# Rear Bed Slide



## Tourdfox (Oct 4, 2012)

Just a heads up next time those with the rear bed slide out. When you have your bed extended check all the screws that attatch the track to the ceiling. After a quick visual mine looked ok BUT. I decided to test them with a screw driver. Every one had backed off. I ended up giving them each about 4-5 turns. The good thing is they all tightened up really well. and none were stripped. This will be added to my regular maintenance list to keep an eye on it before it comes an issue.


----------



## Oregon_Camper (Sep 13, 2004)

Good advice. :kicking:


----------



## bassplunker (Dec 2, 2003)

Funny. I've never tightened mine since I bought it new in 2004 so I went out to check and they were all tight. Maybe because I've never gone in it without it being out and braced? I have let my kids when they were little (under 100 lbs.) though.


----------



## Tourdfox (Oct 4, 2012)

That's great. Probably made better 12 yrs ago . Being braced surely hasn't hurt either. We also brace the bed. Maybe alluminum trusses verses wood ???


----------



## spidey (Aug 8, 2012)

We will be downsizing in a few years with the kids older and not camping, ease of towing, save on gas, etc. This is our second trailer with a rear slide, first was a rockwood Roo

To this day, and have owned it 4 years, I worry everytime about the damn rear slide coming down from the ceiling, like so many have.
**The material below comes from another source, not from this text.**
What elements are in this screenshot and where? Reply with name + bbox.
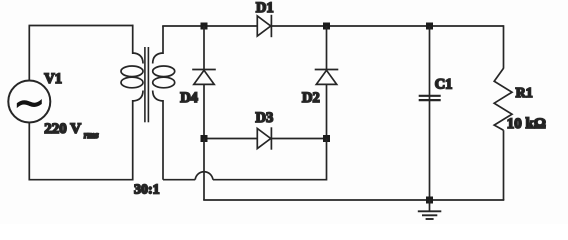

Next trailler will not have this feature.

I will check tonight just in case. I have a brace for it setup for when its in and traveling after all the horror stories on the forum.


----------



## spidey (Aug 8, 2012)

I checked mine last night, and all were tight, except one. And you are right, couldnt tell just by looking. This is now on my winterize and summerize list now


----------